Recently a long-time business consultant and accountant declared to me, “Labor is a commodity.” He went on to explain that workers are interchangeable, and on top of that, the worst drag on the bottom line. The chief problem with this particular commodity is that it needs food, shelter and health care. I asked him if his excellent receptionist was easily replaceable; after all, no doubt she plays many additional roles than mere greeting and scheduling, and after many years she has his trust. He thought for a moment but stuck to his guns, “I could train someone else up.” Thinking otherwise is an “entitlement mentality.”
This conversation got me thinking. I learned something new from this seasoned professional: I did not realize this belief was still around.

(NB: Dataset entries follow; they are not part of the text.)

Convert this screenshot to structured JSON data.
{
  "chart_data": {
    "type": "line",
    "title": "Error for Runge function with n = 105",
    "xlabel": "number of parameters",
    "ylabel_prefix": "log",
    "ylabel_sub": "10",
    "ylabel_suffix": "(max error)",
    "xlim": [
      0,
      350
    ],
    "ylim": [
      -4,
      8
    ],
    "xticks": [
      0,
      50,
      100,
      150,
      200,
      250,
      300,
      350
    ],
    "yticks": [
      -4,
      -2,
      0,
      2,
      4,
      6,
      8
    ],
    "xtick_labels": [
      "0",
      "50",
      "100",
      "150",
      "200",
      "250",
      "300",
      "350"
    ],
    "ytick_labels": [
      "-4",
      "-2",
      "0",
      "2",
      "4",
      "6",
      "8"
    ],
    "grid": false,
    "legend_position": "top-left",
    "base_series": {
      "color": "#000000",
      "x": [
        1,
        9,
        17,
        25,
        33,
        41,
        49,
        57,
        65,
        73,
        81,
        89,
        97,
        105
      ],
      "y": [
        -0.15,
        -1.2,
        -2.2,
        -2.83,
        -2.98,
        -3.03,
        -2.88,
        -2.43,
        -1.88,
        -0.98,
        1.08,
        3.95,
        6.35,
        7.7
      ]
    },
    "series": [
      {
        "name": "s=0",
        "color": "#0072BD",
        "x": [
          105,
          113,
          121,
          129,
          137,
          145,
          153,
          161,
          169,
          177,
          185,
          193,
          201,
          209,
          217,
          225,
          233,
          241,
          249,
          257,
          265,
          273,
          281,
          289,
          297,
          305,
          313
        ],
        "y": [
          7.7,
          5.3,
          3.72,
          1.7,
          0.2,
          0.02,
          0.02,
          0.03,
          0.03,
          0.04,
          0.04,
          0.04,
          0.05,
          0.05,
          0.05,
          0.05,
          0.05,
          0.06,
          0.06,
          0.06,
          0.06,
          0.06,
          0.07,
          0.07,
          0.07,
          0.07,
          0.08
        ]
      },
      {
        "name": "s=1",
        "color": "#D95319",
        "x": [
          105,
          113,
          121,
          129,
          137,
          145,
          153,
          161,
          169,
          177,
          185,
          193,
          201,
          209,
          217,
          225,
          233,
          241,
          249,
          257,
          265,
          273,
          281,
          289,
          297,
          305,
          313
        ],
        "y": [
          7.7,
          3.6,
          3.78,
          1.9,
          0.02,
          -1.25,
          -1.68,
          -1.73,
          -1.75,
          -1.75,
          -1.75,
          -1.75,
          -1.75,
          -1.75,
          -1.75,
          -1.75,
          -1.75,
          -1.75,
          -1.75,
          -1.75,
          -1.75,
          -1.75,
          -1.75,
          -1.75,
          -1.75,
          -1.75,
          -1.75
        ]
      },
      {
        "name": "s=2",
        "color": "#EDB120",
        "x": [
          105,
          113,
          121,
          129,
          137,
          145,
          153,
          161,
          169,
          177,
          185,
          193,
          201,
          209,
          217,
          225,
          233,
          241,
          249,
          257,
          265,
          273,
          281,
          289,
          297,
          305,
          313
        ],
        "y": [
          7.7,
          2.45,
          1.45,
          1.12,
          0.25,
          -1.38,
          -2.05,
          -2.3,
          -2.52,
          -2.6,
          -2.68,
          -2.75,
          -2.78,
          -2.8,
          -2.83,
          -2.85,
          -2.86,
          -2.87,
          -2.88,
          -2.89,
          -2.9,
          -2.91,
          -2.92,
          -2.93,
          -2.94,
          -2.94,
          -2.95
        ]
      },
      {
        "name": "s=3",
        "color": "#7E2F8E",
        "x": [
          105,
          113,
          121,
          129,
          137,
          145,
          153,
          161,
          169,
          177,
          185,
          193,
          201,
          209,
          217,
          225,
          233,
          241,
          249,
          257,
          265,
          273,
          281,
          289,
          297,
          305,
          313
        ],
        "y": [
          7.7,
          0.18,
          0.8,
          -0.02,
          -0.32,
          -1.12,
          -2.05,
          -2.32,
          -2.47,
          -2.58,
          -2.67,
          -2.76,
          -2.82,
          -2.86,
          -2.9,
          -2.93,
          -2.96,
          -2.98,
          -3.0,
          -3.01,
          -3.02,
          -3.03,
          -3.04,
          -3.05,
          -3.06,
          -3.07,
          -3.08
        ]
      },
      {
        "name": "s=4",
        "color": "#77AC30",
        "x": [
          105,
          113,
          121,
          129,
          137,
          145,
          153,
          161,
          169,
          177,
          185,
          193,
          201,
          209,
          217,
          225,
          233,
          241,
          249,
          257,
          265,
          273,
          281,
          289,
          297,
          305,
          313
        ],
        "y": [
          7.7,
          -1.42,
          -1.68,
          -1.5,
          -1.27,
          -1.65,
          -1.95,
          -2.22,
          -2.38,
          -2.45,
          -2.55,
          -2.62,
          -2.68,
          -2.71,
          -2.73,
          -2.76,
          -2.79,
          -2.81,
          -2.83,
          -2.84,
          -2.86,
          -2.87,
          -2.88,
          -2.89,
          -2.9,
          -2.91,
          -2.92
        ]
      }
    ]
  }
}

Of course the bottom line must work for any business to survive. There are some industries probably where unskilled labor is mostly interchangeable. However, to driven entrepreneurs the purpose of a business enterprise extends well beyond a balance sheet. Most small business owners have a love and purpose for what business they chose. In high performance enterprises, leaders and workers are partners united toward a common purpose. From the perception of customers, experienced employees are the face of a business. Empowered and fulfilled employees often innovate solutions to expand and improve a small businesses.
If a business owner believes his or her employees are mere commodities, I have to believe those employees sense that and respond accordingly to that leadership style. If a business owner agrees with my colleague that employees are simply interchangeable burdens, he or she might be ready to sell the business and move on to a hobby or new enterprise they might enjoy. If ideas for improving organizational performance are fixated on suppressing wages, it may be time to hire an advisor to rediscover a purpose, or hand the leadership reins to a new partner.
Employees are no more interchangeable commodities than management and leadership are. Businesses are not mere economic machines but human endeavors either driven by purpose or stalled by lack of purpose.